E ora tutti pazzi per la bella scrittura

Di gran moda i corsi dell'Associazione calligrafica italiana che compie 25 anni

Nulla dies sine linea che, parafrasando il buon Plinio il Vecchio, con un buon proposito per l'anno nuovo, suona come «Guai a far passare un giorno senza scrivere». Naturalmente a mano. Cara, vecchia calligrafia, tanto insidiata dalla tecnologia di dita che «scrollano» invece che tracciare grazie e svolazzi. Più che un autografo col vip oggi, conta il selfie: il video batte la penna anche nell'autorevolezza del souvenir.
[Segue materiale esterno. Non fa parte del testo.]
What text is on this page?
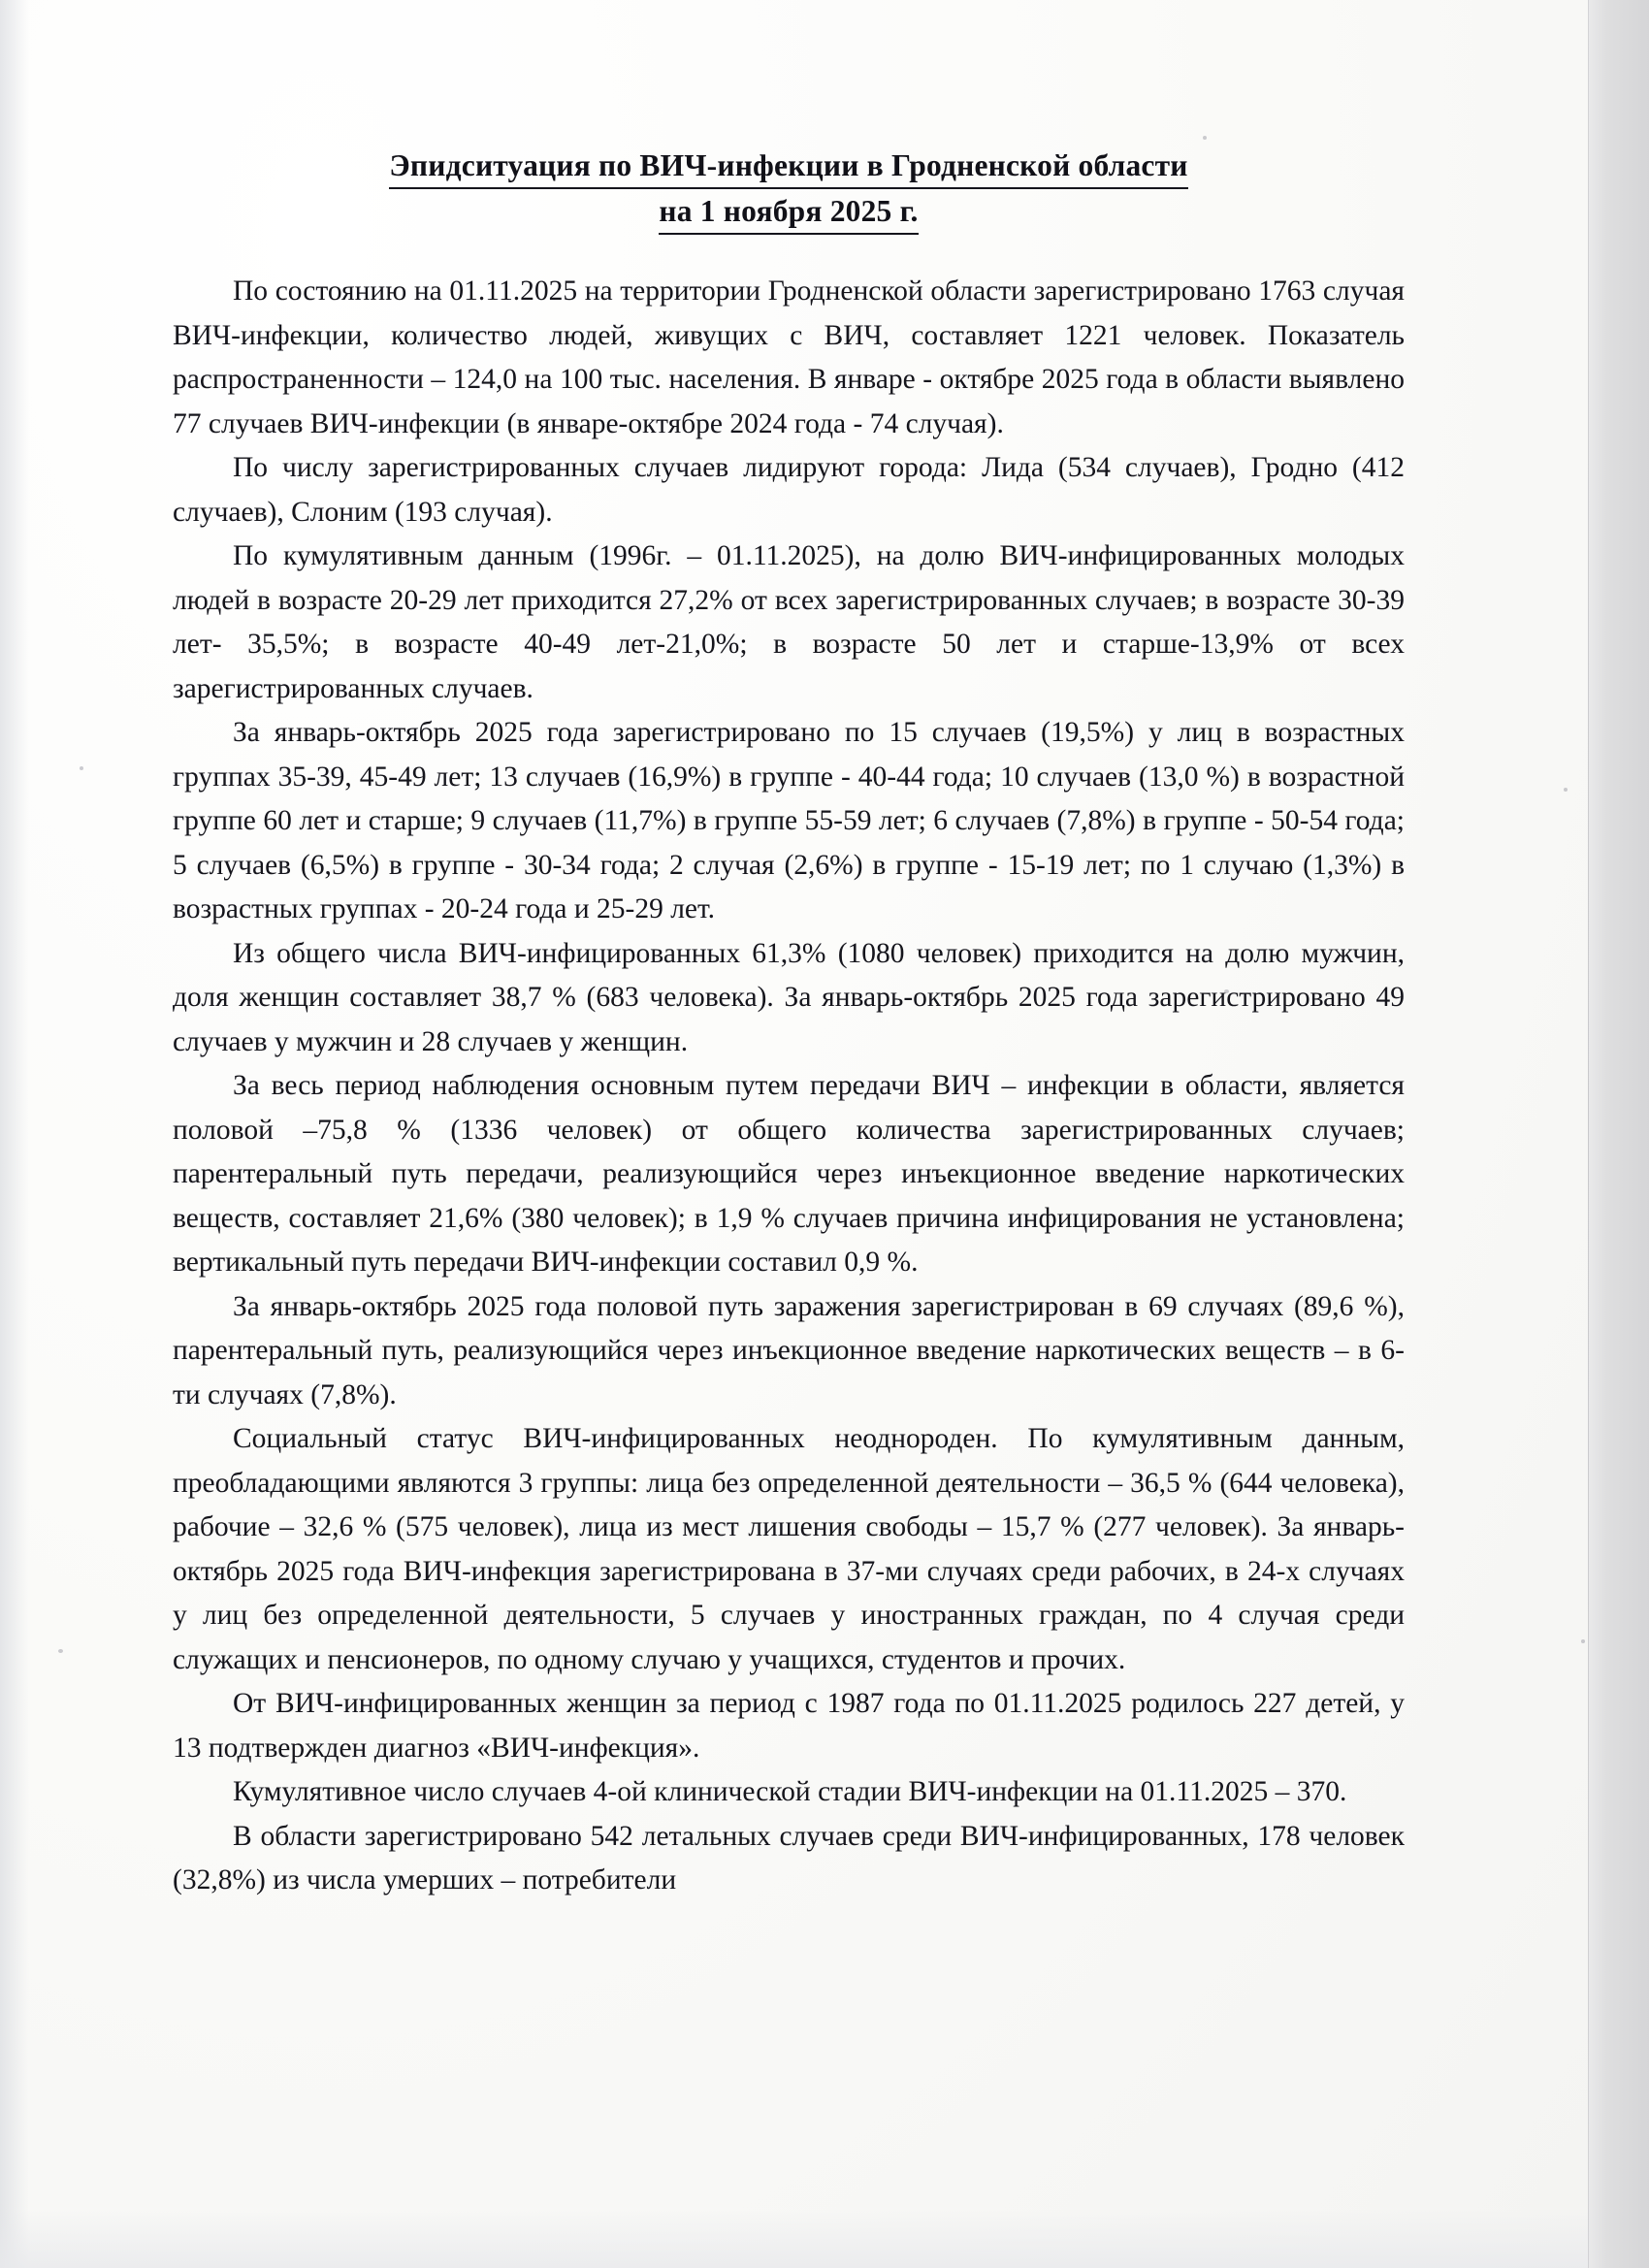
Эпидситуация по ВИЧ-инфекции в Гродненской области
на 1 ноября 2025 г.

По состоянию на 01.11.2025 на территории Гродненской области зарегистрировано 1763 случая ВИЧ-инфекции, количество людей, живущих с ВИЧ, составляет 1221 человек. Показатель распространенности – 124,0 на 100 тыс. населения. В январе - октябре 2025 года в области выявлено 77 случаев ВИЧ-инфекции (в январе-октябре 2024 года - 74 случая).

По числу зарегистрированных случаев лидируют города: Лида (534 случаев), Гродно (412 случаев), Слоним (193 случая).

По кумулятивным данным (1996г. – 01.11.2025), на долю ВИЧ-инфицированных молодых людей в возрасте 20-29 лет приходится 27,2% от всех зарегистрированных случаев; в возрасте 30-39 лет- 35,5%; в возрасте 40-49 лет-21,0%; в возрасте 50 лет и старше-13,9% от всех зарегистрированных случаев.

За январь-октябрь 2025 года зарегистрировано по 15 случаев (19,5%) у лиц в возрастных группах 35-39, 45-49 лет; 13 случаев (16,9%) в группе - 40-44 года; 10 случаев (13,0 %) в возрастной группе 60 лет и старше; 9 случаев (11,7%) в группе 55-59 лет; 6 случаев (7,8%) в группе - 50-54 года; 5 случаев (6,5%) в группе - 30-34 года; 2 случая (2,6%) в группе - 15-19 лет; по 1 случаю (1,3%) в возрастных группах - 20-24 года и 25-29 лет.

Из общего числа ВИЧ-инфицированных 61,3% (1080 человек) приходится на долю мужчин, доля женщин составляет 38,7 % (683 человека). За январь-октябрь 2025 года зарегистрировано 49 случаев у мужчин и 28 случаев у женщин.

За весь период наблюдения основным путем передачи ВИЧ – инфекции в области, является половой –75,8 % (1336 человек) от общего количества зарегистрированных случаев; парентеральный путь передачи, реализующийся через инъекционное введение наркотических веществ, составляет 21,6% (380 человек); в 1,9 % случаев причина инфицирования не установлена; вертикальный путь передачи ВИЧ-инфекции составил 0,9 %.

За январь-октябрь 2025 года половой путь заражения зарегистрирован в 69 случаях (89,6 %), парентеральный путь, реализующийся через инъекционное введение наркотических веществ – в 6-ти случаях (7,8%).

Социальный статус ВИЧ-инфицированных неоднороден. По кумулятивным данным, преобладающими являются 3 группы: лица без определенной деятельности – 36,5 % (644 человека), рабочие – 32,6 % (575 человек), лица из мест лишения свободы – 15,7 % (277 человек). За январь-октябрь 2025 года ВИЧ-инфекция зарегистрирована в 37-ми случаях среди рабочих, в 24-х случаях у лиц без определенной деятельности, 5 случаев у иностранных граждан, по 4 случая среди служащих и пенсионеров, по одному случаю у учащихся, студентов и прочих.

От ВИЧ-инфицированных женщин за период с 1987 года по 01.11.2025 родилось 227 детей, у 13 подтвержден диагноз «ВИЧ-инфекция».

Кумулятивное число случаев 4-ой клинической стадии ВИЧ-инфекции на 01.11.2025 – 370.

В области зарегистрировано 542 летальных случаев среди ВИЧ-инфицированных, 178 человек (32,8%) из числа умерших – потребители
Vero. Però ricordiamoci che un maghetto come Harry Potter è uscito dalla penna, condotta a mano, di lady Rowling che se ne stava seduta in pub e non davanti ad un tablet. Potenza di mille babbani, scrivere a mano ha ancora un senso e in città, la storia che ha fatto di Milano la capitale dell'editoria, non si dimentica. Così al traguardo dei 25 anni la milanese Aci - Associazione calligrafica italiana (www.calligrafia.org), in un recente convegno internazionale, ha tratto una fotografia non del tutto pessimistica sul futuro della scrittura a mano: «C'è crisi, ma anche un rinnovato interesse», spiega Francesca Biasetton, presidente Aci che in febbraio ripartirà con i suoi corsi. Che grazie al blasone dei docenti - ogni anno coinvolgono oltre 300 «alunni», calligrafi in cerca di stile o principianti alle prese con pennino a punta larga, sottile, tiralinee o brush pen. Ci sono insegnati, logopedisti ed educatori che vogliono perfezionarsi, ma anche giovani che vogliono imparare a scrivere bene anche per rimpolpare il curriculum nel campo del design, magari seguendo le orme di affermati calligrafi come Luca Barcellona, Giovanni De Faccio o Alex Barocco, per citare alcuni dei maestri di Aci: «Noi non insegniamo con fotocopie o tutorial precisa Biasetton - ma ognuno dei nostri maestri illustra le varie scritture con il proprio stile». Ci sono anche corsi per bimbi («che sono i più entusiasti») spiegano da Aci, perché scrivere è una pratica che coinvolge tutto il corpo: «Una buona percentuale di casi di dislessia, disgrafia e discalculia non è dovuta a patologie, ma solo a scarsa abitudine alla scrittura a mano», spiegano Anna Schettin, vice presidente Aci e la calligrafa Anna Ronchi, dati scientifici alla mano. «Spesso ci si corregge con esercizi di postura, respiro e naturalmente pratica». La scrittura serve a dare ordine al pensiero, ma notizie come l'abolizione del corsivo a scuola, come accade da anni negli Stati Uniti e più di recente anche in Finlandia, non devono allarmare: «A scuola si imparano quattro forme di scrittura: maiuscolo, minuscolo, corsivo e stampatello. Privilegiare minuscolo e stampatello non è per forza un errore, se non viene meno la pratica».

È questione, semmai, di fare sistema con le più tipiche scritture digitali che mediano da queste due forme stampatello e minuscolo tralasciando il corsivo. Niente panico quindi: semmai la sorpresa viene dagli uomini che hanno quasi eguagliato le donne nel frequentare i corsi: non più solo signore desiderose di perfezionare «lo bello stilo» magari per bigliettini d'auguri, lettere a prova di galateo o più semplicemente per liste della spesa a regola d'arte. «Ormai i corsi sono misti», aggiunge Biasetton. «Tutti, però, vorrebbero avere subito risultati e hanno sempre meno tempo».

La scrittura, invece, ha bisogno di tempo per sedimentare gli automatismi e divenire un personale marchio di fabbrica e cioè la propria, indubitabile, calligrafia. Così fra i corsi più seguiti e sempre riproposti, c'è quello per prendere confidenza con la capitale (maiuscola) romana e poi con il foundational inglese. Per chi si cimenti invece già con punta sottile, ecco la corsiva inglese. Chi ha già dimestichezza con tratto e ductus, si lancia con tiralinee e brush pen affrontando anche la storia della calligrafia nei manifesti cinematografici e le forme più artistiche di lettering (www.calligrafia.org).